When the histamine system is on overload your symptoms can go way beyond typical allergies and is often missed because the usual allergy symptoms like drippy nose is just not present.  Signs and symptoms of a histamine overload include:

  • Hives, itching, rashes, flushing
  • Swelling in tongue or lips
  • Trouble breathing, wheezing
  • Low blood pressure, passing out
  • Cramping, frequent nausea, unexplained diarrhea, continual bloating
  • Headache
  • Fatigue

And more….

I am seeing this more and more and in EVERY case, they have seen multiple physicians, even had biopsies and this was missed!  The good news is there are treatment options.

READ ON to learn more about this not so uncommon histamine issue….

There are two primary type of cells that dump histamine:  eosinophils and mast cells.  While there are some distinct differences between these two for our purposes, I am going to group them together because they both cause significant symptoms.  Eosinophils are primarily thought of in the GI world as causing eosinophilic esophagitis which creates some difficult to treat reflux symptoms.  Mast cells can also cause this as well as the multitude of symptoms that I listed above and I suspect eosinophils do too.  This is a complex topic to begin with so I will focus on the mast cell portion only.

When you are exposed to any type of allergen (medications, foods, environment), mast cells will release some chemicals that cause an allergic reaction.  However, with mast cell activation (MCAS) the switch gets turned on even without the exposure to the allergen and the body is dumping these chemicals all the time.  This is why the symptoms are so escalated.  There are different reasons why this system is turned on.

  1. Mastocytosis: there are a few genetic mutations that can make someone more prone to this.  You can actually test for this mutation called KIT D816V.  This condition is marked by overproduction of the mast cells and is called mastocytosis.  Children may have a skin version that only affects the skin.  There is a systemic version usually found in adults that these cells can gather in a variety of organs as well as skin.  **of note, you can have mastocystosis without the genetic markers.
  2. Secondary/Idiopathic mast cell activation (MCAS): these are separate conditions.  These conditions have activated mast cells meaning they release histamine at increased rates even without stimuli.  It’s like a switch gets turned on and you can’t turn it off.   There is not a clear cut reason why this system gets activated.  I believe one of the most common triggers is mold exposure but lymes and viruses can also be triggers.  (Of note, eosinophilic esophagitis often has an underlying cause of mold, lymes or even parasites, too).
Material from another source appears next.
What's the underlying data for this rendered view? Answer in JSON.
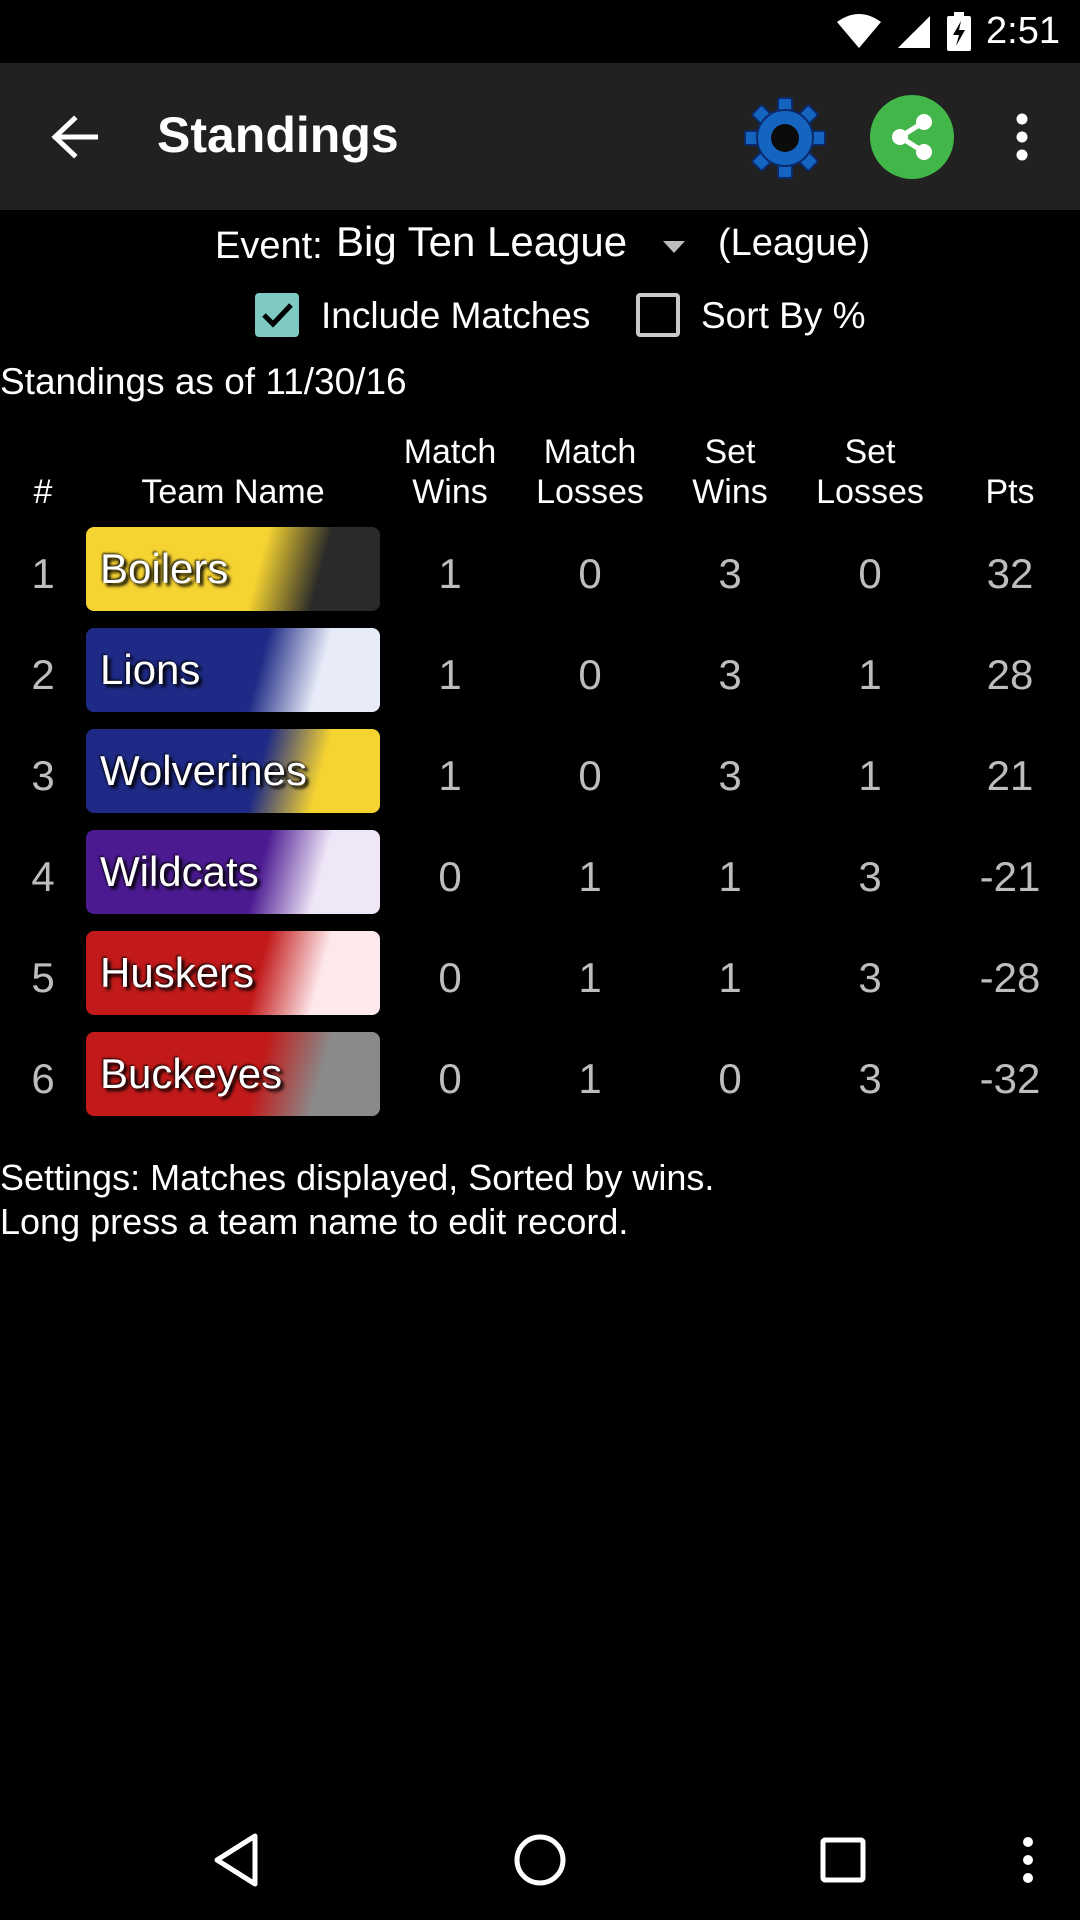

Diagnosing this condition is difficult because traditional medicine focuses on only mastocystosis while the majority of cases are just mast cell activation.  With mastocystosis, there is an elevated tryptase level and on biopsy the mast cells line up in sheets on special stains. With MCAS, the majority of the time the tryptase is not elevated (although it can be) and there is no sheeting on the biopsy special stains just an elevated number.  To make this even trickier, the majority of GI docs do not even order these stains and the pathologists when asked to do them only report if there is sheeting or not. You must ask for a CD117 low alcian blue stain with a mast cell COUNT.  Anything above 20 is considered significant regardless of the comments that it is “normal”.  If you have had an EGD in the past 3 years you can have your physician add on this stain!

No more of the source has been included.